哭嚎、哀求、怒吼交织成一片,却无人回应。
城楼上,守军冷漠俯视,如同看着一群蝼蚁挣扎。
“我家在柳村,我娘病得快不行了,凭什么不让我出城?!”
……
城门口,人声鼎沸,黑压压的百姓堵在城门前,像被逼到绝境的潮水般疯狂拍打着铁门。士兵列阵横刀,长枪如林,冷眼扫视着这群哭喊哀求的平民。有人跪地磕头,有人怒吼咆哮,还有孩子在母亲怀里撕心裂肺地嚎哭。
马蹄声骤响。
一匹黑马踏尘而来,银鞍黑袍的男子骑在马上,神色淡漠,仿佛穿行于人间炼狱的一缕幽魂。守城军竟无人阻拦,自动让开一条道——箫河就这么从容入城,连眼皮都没抬一下,任身后是哭天抢地、绝望嘶吼的人群。
“箫公子。”
一道清冷女声从街角传来。
他勒马回首,眸光微动。
那是个女人,一个美得近乎妖异的女人。月白衣裙衬得她肤若凝脂,眉眼如画,却偏偏带着一股拒人千里的寒意。风吹起她的发丝,像是拂过一幅古卷上的仙子。
箫河眉头轻挑:“你是谁?”
他向来不近女色,更没见过这般女子——不是风尘俗艳,也不是娇柔做作,而是那种骨子里透出来的孤高,像雪峰之巅的孤梅,冷香扑鼻。

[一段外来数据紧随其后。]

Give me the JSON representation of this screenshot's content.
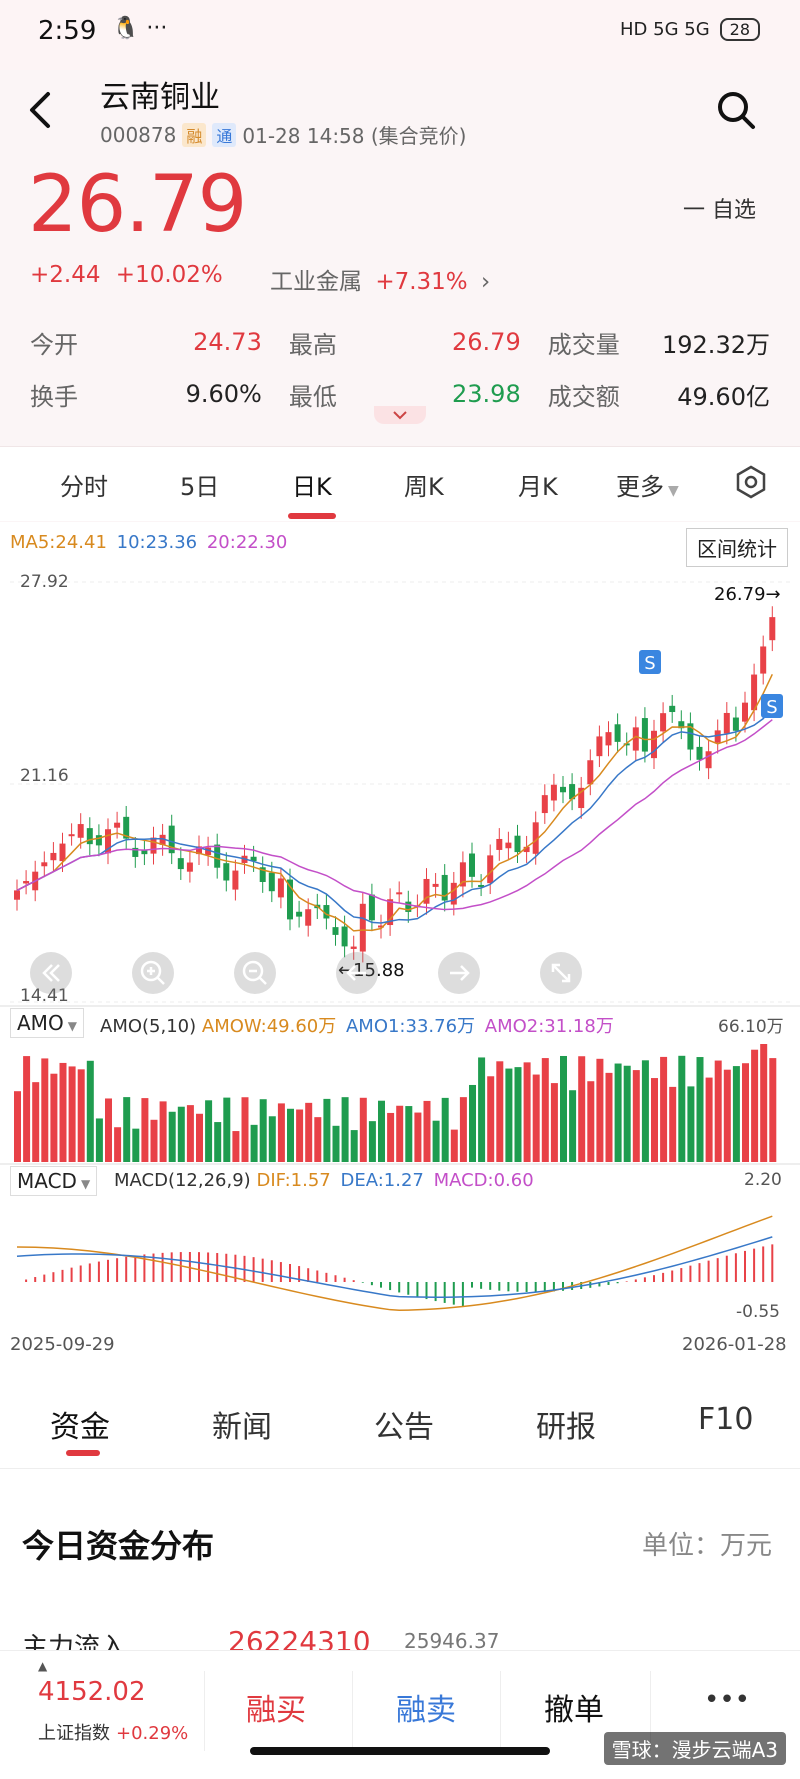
{
  "status": {
    "time": "2:59",
    "signal": "HD 5G 5G",
    "battery": "28"
  },
  "header": {
    "title": "云南铜业",
    "code": "000878",
    "tag_rong": "融",
    "tag_tong": "通",
    "datetime": "01-28 14:58 (集合竞价)"
  },
  "quote": {
    "price": "26.79",
    "watch": "一 自选",
    "change": "+2.44",
    "change_pct": "+10.02%",
    "sector": "工业金属",
    "sector_pct": "+7.31%",
    "rows": [
      {
        "l1": "今开",
        "v1": "24.73",
        "l2": "最高",
        "v2": "26.79",
        "l3": "成交量",
        "v3": "192.32万"
      },
      {
        "l1": "换手",
        "v1": "9.60%",
        "l2": "最低",
        "v2": "23.98",
        "l3": "成交额",
        "v3": "49.60亿"
      }
    ]
  },
  "tabs": [
    "分时",
    "5日",
    "日K",
    "周K",
    "月K",
    "更多"
  ],
  "chart": {
    "ma": {
      "ma5": "MA5:24.41",
      "ma10": "10:23.36",
      "ma20": "20:22.30"
    },
    "stats_button": "区间统计",
    "y_high": "27.92",
    "y_mid": "21.16",
    "y_low": "14.41",
    "last_label": "26.79→",
    "low_label": "←15.88",
    "s_marker": "S",
    "amo": {
      "selector": "AMO",
      "params": "AMO(5,10)",
      "amow": "AMOW:49.60万",
      "amo1": "AMO1:33.76万",
      "amo2": "AMO2:31.18万",
      "max": "66.10万"
    },
    "macd": {
      "selector": "MACD",
      "params": "MACD(12,26,9)",
      "dif": "DIF:1.57",
      "dea": "DEA:1.27",
      "macd": "MACD:0.60",
      "max": "2.20",
      "min": "-0.55"
    },
    "date_start": "2025-09-29",
    "date_end": "2026-01-28",
    "colors": {
      "up": "#e84147",
      "down": "#1f9c4f",
      "ma5": "#d88a1f",
      "ma10": "#3878c8",
      "ma20": "#c34fc8"
    }
  },
  "bottom_tabs": [
    "资金",
    "新闻",
    "公告",
    "研报",
    "F10"
  ],
  "funds": {
    "title": "今日资金分布",
    "unit": "单位：万元",
    "row_label": "主力流入",
    "row_value": "26224310",
    "row_value2": "25946.37"
  },
  "index": {
    "value": "4152.02",
    "name": "上证指数",
    "pct": "+0.29%"
  },
  "actions": {
    "buy": "融买",
    "sell": "融卖",
    "cancel": "撤单",
    "more": "•••"
  },
  "watermark": "雪球：漫步云端A3"
}
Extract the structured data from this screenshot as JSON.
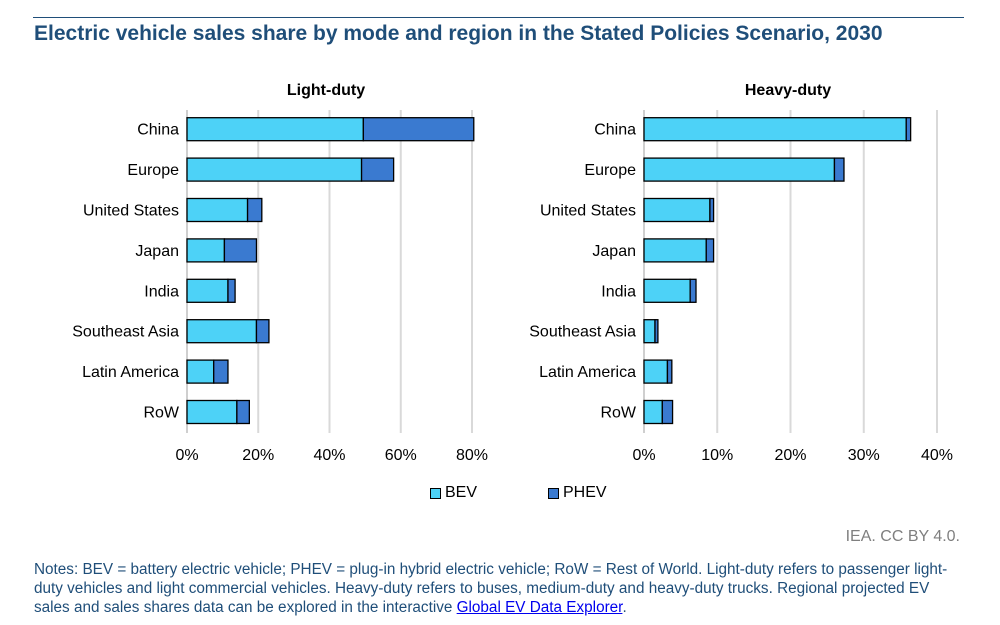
{
  "title": "Electric vehicle sales share by mode and region in the Stated Policies Scenario, 2030",
  "colors": {
    "bev": "#4dd2f7",
    "phev": "#3a7ad0",
    "title": "#1f4e79",
    "grid": "#d9d9d9"
  },
  "chart_data": [
    {
      "type": "bar",
      "orientation": "horizontal",
      "stacked": true,
      "title": "Light-duty",
      "categories": [
        "China",
        "Europe",
        "United States",
        "Japan",
        "India",
        "Southeast Asia",
        "Latin America",
        "RoW"
      ],
      "series": [
        {
          "name": "BEV",
          "values": [
            49.5,
            49,
            17,
            10.5,
            11.5,
            19.5,
            7.5,
            14
          ]
        },
        {
          "name": "PHEV",
          "values": [
            31,
            9,
            4,
            9,
            2,
            3.5,
            4,
            3.5
          ]
        }
      ],
      "xlim": [
        0,
        80
      ],
      "xticks": [
        0,
        20,
        40,
        60,
        80
      ],
      "tick_labels": [
        "0%",
        "20%",
        "40%",
        "60%",
        "80%"
      ],
      "xlabel": "",
      "ylabel": ""
    },
    {
      "type": "bar",
      "orientation": "horizontal",
      "stacked": true,
      "title": "Heavy-duty",
      "categories": [
        "China",
        "Europe",
        "United States",
        "Japan",
        "India",
        "Southeast Asia",
        "Latin America",
        "RoW"
      ],
      "series": [
        {
          "name": "BEV",
          "values": [
            35.8,
            26,
            9,
            8.5,
            6.3,
            1.5,
            3.2,
            2.5
          ]
        },
        {
          "name": "PHEV",
          "values": [
            0.6,
            1.3,
            0.5,
            1,
            0.8,
            0.4,
            0.6,
            1.4
          ]
        }
      ],
      "xlim": [
        0,
        40
      ],
      "xticks": [
        0,
        10,
        20,
        30,
        40
      ],
      "tick_labels": [
        "0%",
        "10%",
        "20%",
        "30%",
        "40%"
      ],
      "xlabel": "",
      "ylabel": ""
    }
  ],
  "legend": {
    "bev_label": "BEV",
    "phev_label": "PHEV"
  },
  "credit": "IEA. CC BY 4.0.",
  "notes": {
    "text": "Notes: BEV = battery electric vehicle; PHEV = plug-in hybrid electric vehicle; RoW = Rest of World. Light-duty refers to passenger light-duty vehicles and light commercial vehicles. Heavy-duty refers to buses, medium-duty and heavy-duty trucks. Regional projected EV sales and sales shares data can be explored in the interactive ",
    "link_text": "Global EV Data Explorer",
    "end": "."
  }
}
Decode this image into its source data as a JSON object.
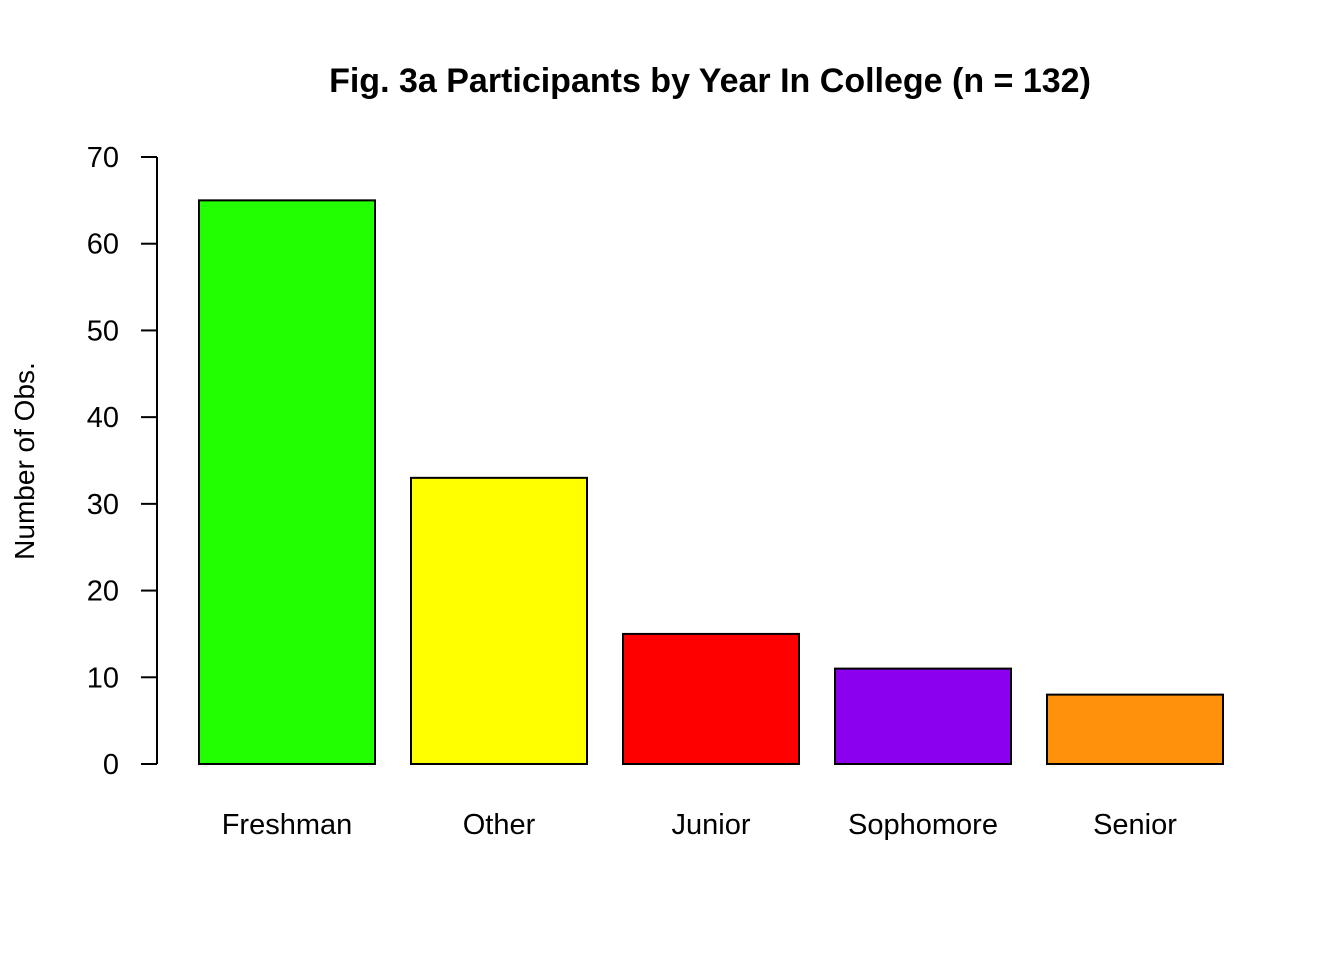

她缓步走近,唇角微扬:“箫公子,我是苏樱。我们……见过的。”
箫河心头一震。
苏樱?!
这个名字像一根细针,轻轻扎进记忆深处。他终于明白为何这女子如此眼熟——那股与邀月如出一辙的冷傲气质,简直是一个模子刻出来的。剧情里,魏无牙以邀月为蓝本调教她,一手将她养成另一个“邀月”。只是这一次,她站在了他面前。
“你见过我?”箫河皱眉,“在哪?”
“江宁城外,你和小鱼儿、燕南天对峙那日。”她轻笑一声,语气里藏着一丝无奈,“我就站在树后。你没看见我,也不奇怪——毕竟,在你眼里,天下美人不过浮云。”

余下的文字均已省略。